— Да, унылая картина, что и говорить, — покачала головой Мадлен. — То кровавое чудовище де Рец, то эти… — она сделала неопределенный жест белой рукой с длинными, унизанными перстнями пальцами. — Беспроглядная тьма.

— Детали, не более того, — заметила Ортанс. — Фон, на котором еще ярче засияют подлинные герои нашей эпохи, такие как Галилей, Рембрандт, Шекспир, Ньютон, Мольер, Корнель, философы, архитекторы… воины… д’Артаньян, к примеру…

— Да, это настоящий герой эпохи, — согласилась Катрин. — Овеянный славой и легендами, как Сид или Роланд…

— И красавец к тому же, — добавила Луиза. — Я как-то видела его в Тюильри…

…Д’Артаньяном назывался некий Шарль де Бац Кастельморо, гасконец, уроженец деревни Артаньян. Он был представителем древнего дворянского рода, ранее владевшего несколькими имениями в тех краях, а затем впавшего в бедность и постепенно утратившего право собственности на все свои села, включая и Артаньян.

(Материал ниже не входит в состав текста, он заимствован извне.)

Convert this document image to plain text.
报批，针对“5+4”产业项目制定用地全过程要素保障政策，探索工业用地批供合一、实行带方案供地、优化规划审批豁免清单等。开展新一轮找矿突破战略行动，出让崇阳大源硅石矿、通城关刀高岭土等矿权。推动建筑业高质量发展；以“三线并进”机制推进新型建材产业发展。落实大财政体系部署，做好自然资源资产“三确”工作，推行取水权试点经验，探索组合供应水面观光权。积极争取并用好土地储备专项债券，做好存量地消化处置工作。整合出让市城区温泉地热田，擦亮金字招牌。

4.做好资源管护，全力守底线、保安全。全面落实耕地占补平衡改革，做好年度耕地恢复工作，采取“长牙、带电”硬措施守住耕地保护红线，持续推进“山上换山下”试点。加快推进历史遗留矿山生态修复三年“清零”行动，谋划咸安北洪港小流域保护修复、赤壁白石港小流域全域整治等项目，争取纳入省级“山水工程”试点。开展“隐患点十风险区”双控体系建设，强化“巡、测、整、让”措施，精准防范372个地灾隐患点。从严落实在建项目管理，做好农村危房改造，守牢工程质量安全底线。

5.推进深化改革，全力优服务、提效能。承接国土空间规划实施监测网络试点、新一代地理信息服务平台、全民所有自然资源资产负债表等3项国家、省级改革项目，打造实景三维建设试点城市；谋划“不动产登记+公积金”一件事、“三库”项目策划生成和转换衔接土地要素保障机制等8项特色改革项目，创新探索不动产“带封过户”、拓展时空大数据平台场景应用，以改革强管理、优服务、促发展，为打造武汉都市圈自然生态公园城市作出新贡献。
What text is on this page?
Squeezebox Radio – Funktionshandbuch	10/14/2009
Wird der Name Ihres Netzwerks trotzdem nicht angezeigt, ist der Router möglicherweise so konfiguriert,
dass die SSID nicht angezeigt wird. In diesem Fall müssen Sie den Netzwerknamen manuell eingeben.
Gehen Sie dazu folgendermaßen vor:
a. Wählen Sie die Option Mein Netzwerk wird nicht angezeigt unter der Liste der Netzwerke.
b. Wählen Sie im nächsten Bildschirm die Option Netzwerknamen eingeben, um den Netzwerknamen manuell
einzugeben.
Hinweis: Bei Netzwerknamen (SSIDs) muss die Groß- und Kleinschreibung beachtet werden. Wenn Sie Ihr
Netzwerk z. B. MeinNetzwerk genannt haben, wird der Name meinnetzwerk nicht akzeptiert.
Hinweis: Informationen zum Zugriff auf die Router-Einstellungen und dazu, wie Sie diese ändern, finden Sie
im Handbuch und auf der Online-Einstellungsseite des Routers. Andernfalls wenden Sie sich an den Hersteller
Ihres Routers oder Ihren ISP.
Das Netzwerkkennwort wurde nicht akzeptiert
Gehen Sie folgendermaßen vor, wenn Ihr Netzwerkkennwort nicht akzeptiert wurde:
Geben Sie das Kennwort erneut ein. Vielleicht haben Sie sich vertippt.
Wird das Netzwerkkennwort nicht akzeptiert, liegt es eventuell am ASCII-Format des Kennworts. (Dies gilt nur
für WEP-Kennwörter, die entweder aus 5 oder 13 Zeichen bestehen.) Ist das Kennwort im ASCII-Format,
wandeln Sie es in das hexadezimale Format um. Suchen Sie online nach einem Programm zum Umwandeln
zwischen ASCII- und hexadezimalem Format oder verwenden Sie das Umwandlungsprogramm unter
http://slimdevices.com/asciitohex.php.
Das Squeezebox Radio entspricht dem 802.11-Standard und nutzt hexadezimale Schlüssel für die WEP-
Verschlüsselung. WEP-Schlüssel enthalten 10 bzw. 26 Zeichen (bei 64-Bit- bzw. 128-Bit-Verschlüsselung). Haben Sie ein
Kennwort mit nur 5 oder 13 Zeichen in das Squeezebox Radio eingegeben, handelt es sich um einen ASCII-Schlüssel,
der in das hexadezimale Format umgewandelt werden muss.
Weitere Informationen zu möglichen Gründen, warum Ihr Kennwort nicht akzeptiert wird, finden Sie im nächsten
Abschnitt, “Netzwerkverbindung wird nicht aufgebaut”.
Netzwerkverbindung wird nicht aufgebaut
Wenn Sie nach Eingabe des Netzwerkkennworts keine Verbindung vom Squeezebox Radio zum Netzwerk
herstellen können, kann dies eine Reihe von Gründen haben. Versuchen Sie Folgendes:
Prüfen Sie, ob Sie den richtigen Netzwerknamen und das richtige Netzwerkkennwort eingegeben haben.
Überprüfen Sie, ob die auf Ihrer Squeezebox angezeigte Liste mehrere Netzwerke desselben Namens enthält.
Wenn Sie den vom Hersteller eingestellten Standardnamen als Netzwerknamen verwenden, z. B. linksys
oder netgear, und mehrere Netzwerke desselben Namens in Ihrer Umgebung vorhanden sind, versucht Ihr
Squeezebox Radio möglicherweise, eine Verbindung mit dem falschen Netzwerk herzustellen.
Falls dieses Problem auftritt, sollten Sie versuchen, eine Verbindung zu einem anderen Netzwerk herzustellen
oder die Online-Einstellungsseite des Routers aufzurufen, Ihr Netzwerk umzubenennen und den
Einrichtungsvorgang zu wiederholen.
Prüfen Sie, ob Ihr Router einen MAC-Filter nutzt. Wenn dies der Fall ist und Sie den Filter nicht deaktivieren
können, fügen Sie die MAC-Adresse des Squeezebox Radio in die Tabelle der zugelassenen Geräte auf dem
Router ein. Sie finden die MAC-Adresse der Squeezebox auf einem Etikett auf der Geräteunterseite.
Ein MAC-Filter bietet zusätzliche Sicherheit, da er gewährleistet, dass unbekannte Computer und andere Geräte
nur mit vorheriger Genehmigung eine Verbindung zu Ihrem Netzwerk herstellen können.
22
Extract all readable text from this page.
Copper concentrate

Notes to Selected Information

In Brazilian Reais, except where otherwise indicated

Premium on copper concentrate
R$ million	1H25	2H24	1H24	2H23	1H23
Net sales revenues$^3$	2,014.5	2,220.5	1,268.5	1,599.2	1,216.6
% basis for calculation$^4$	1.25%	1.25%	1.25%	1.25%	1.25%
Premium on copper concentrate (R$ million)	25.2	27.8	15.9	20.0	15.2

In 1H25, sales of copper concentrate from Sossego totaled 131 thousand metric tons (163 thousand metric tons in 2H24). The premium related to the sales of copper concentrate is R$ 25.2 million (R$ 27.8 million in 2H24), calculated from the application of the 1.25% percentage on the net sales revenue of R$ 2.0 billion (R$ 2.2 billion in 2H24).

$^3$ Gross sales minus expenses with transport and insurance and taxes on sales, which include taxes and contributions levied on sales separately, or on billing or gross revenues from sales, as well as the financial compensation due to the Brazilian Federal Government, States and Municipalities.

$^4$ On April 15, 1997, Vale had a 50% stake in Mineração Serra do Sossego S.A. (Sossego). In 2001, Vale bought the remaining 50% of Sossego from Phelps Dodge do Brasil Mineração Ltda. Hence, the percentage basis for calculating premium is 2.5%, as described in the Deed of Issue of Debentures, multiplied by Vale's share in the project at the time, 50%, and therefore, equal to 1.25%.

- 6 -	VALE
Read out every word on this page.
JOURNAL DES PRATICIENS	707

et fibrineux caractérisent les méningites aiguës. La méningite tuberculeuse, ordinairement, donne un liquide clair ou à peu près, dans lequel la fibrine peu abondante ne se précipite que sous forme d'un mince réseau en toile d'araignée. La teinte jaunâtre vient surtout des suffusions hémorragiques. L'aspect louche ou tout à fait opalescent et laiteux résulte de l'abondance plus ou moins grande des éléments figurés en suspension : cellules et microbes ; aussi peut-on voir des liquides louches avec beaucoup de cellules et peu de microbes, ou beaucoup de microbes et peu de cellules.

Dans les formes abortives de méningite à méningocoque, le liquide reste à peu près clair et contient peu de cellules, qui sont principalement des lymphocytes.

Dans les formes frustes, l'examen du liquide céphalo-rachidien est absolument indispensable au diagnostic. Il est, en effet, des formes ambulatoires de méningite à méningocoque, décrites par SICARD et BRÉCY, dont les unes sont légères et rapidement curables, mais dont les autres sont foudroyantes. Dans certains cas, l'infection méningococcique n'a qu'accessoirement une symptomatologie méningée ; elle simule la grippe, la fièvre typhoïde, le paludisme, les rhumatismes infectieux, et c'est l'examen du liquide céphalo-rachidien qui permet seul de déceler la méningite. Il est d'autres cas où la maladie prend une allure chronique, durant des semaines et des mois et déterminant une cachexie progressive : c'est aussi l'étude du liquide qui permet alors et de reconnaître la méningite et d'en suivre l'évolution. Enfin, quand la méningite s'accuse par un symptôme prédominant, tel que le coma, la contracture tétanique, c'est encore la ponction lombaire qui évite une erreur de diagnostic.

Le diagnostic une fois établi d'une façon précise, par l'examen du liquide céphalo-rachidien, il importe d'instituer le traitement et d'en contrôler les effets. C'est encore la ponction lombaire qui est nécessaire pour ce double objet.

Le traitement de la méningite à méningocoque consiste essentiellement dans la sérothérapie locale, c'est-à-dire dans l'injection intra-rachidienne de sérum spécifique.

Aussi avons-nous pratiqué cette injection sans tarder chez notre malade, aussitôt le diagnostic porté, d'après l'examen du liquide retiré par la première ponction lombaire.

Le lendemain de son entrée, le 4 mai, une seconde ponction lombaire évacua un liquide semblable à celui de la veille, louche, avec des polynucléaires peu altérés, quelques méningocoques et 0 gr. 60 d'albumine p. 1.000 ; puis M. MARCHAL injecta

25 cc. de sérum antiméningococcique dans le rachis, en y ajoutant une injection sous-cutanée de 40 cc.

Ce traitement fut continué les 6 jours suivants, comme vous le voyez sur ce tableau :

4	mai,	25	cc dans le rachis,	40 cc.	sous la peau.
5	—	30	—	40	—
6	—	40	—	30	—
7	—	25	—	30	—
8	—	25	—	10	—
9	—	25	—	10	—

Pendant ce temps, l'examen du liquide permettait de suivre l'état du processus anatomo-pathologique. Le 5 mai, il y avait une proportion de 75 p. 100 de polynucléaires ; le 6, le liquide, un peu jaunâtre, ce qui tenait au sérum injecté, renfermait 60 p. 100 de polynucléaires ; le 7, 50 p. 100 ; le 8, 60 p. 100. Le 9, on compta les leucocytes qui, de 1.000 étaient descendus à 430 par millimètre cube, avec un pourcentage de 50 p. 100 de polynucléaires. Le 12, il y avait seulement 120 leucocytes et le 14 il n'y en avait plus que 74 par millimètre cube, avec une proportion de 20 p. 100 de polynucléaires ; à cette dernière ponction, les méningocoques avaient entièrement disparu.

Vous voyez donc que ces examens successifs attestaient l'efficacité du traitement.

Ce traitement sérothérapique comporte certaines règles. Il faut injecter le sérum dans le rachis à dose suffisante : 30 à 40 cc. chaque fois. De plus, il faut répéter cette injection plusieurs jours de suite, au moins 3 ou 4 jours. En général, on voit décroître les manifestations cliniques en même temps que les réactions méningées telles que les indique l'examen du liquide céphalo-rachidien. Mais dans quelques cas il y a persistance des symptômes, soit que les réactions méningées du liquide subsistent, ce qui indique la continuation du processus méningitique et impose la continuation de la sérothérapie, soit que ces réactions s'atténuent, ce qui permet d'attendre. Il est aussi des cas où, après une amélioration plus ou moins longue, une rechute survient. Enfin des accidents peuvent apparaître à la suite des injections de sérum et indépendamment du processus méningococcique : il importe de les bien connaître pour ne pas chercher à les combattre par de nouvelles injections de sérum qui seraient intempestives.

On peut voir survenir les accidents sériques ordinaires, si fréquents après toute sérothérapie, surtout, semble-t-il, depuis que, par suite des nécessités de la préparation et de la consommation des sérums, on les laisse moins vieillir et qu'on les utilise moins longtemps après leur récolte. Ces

Когда Шарль достиг совершеннолетия, родители, снабдив сына конем, шпагой и рекомендательным письмом, отправили его в Париж искать свое счастье по примеру своих старших братьев, уже служивших в мушкетерах. По дороге с ним случился эпизод, почти без каких-либо изменений использованный Александром Дюма при написании знаменитого романа. В небольшом городке Сен-Дье вспыльчивый гасконец вызвал на поединок какого-то дворянина, который, как показалось Шарлю, обратился к нему без должного почтения.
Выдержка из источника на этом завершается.